You earn two ways in investing in stocks. One is through dividends. At the end of the year, if the company has excess earnings, it may declare giving dividends to stockholders. Think of dividends as your share in the company's profits. The more stocks you have, the more share in the earnings you get. Declaration of dividends is not fixed though. A company is not obliged to declare dividends every year. A company may not declare dividends due low earnings or tight cash budget.
The other way to earn from stocks is through capital appreciation. If a company is projected to do well, earn more profits due to an expansion program, then there's higher chance of declaring dividends. People would then want to get hold of this stock, thus increases demand, in turn increases price.
Returns from stocks are volatile. There is no guarantee on returns but returns can be potentially big like 100% return r even higher. However, it can easily go the other way, you can also incur equally big losses.
Investment Goal: Capital Appreciation
Income: Capital Appreciation and Dividends
Also referred as: known as Equities, Shares
Risk: High Risk
Mutal Funds - giving your money to an investment house for them to manage your money for you.

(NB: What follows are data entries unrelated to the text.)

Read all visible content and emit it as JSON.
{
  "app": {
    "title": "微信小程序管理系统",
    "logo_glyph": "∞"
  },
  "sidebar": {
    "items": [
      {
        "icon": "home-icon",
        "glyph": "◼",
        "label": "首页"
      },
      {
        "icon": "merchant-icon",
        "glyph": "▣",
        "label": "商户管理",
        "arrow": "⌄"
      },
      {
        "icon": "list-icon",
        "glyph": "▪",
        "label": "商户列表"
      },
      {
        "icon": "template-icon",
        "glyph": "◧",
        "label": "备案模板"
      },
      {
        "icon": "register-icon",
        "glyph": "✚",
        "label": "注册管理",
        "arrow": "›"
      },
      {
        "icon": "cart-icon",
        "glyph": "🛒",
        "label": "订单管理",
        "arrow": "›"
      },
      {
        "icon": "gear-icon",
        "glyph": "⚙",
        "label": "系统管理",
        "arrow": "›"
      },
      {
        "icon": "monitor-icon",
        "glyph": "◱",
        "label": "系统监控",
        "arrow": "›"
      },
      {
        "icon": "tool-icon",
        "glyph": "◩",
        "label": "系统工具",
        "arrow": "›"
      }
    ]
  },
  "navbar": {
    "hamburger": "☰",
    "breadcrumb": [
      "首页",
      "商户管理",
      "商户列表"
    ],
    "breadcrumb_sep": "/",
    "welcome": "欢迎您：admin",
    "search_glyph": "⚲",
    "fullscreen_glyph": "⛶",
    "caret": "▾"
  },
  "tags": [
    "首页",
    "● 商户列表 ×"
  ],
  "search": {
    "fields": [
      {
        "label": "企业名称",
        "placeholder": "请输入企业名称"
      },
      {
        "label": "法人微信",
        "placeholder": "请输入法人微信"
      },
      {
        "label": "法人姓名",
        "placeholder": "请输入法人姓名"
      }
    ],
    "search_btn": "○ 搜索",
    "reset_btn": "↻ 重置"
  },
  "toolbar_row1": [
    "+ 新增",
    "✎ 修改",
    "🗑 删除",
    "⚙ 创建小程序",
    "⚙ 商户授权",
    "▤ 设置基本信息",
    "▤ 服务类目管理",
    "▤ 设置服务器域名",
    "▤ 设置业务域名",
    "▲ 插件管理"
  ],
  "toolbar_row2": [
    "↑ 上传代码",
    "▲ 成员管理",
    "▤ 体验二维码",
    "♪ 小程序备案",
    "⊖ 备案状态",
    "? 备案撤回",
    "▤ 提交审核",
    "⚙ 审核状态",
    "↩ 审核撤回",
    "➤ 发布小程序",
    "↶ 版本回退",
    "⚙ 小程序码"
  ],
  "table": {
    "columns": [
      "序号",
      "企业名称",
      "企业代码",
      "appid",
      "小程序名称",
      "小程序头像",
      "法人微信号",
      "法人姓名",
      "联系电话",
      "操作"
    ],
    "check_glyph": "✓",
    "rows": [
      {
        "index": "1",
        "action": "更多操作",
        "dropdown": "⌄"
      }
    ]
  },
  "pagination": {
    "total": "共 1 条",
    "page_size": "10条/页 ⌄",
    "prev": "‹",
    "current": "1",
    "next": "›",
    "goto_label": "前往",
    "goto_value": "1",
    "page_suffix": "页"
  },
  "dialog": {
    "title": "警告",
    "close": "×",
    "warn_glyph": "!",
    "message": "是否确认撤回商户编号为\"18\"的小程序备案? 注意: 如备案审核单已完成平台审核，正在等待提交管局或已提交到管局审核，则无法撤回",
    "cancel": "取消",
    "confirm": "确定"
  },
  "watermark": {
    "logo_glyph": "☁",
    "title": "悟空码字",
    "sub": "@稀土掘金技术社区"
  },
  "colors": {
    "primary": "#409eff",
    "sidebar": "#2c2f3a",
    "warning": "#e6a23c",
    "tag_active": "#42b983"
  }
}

Not all folks have the time to manage their own money. Investing stocks on your own takes time and effort to study the market, the companies, their individual stock performances. With a mutual fund, an investment house does the investing for you. In turn they charge you with management fees. You, as an investor get to dictate which underlying asset you want them to invest your money into - stocks, bonds, or balanced (both stocks and bonds). This is the only decision required from you, everything else will be done by the investment house. For example, if you choose stocks as your underlying investment, then the investment house will be the one to decide which stocks to buy, when to buy, and when to sell. As such, mutual funds are quite passive investments since there is very little to no participation needed from you.
Returns reflect the returns of the underlying asset.
Investment Goal: Same as underlying asset
Income: Same as underlying asset
Examples: Sun Life Prosperity Funds, Philam Strategic Growth Fund, ALFM Growth Fund
Risk: Same as underlying asset
So what do you think is the best investment for you?
Personal Thoughts:
I personally prefer stock mutual funds. I prefer mutual funds since I don’t have the capacity and expertise to manage my investments on my own. I choose stocks as my underlying asset because I accept absorbing risk in exchange for potential higher returns. I can accept risk as of the moment since I don’t have any dependents and no debts so there is no problem with volatile and non-guaranteed returns.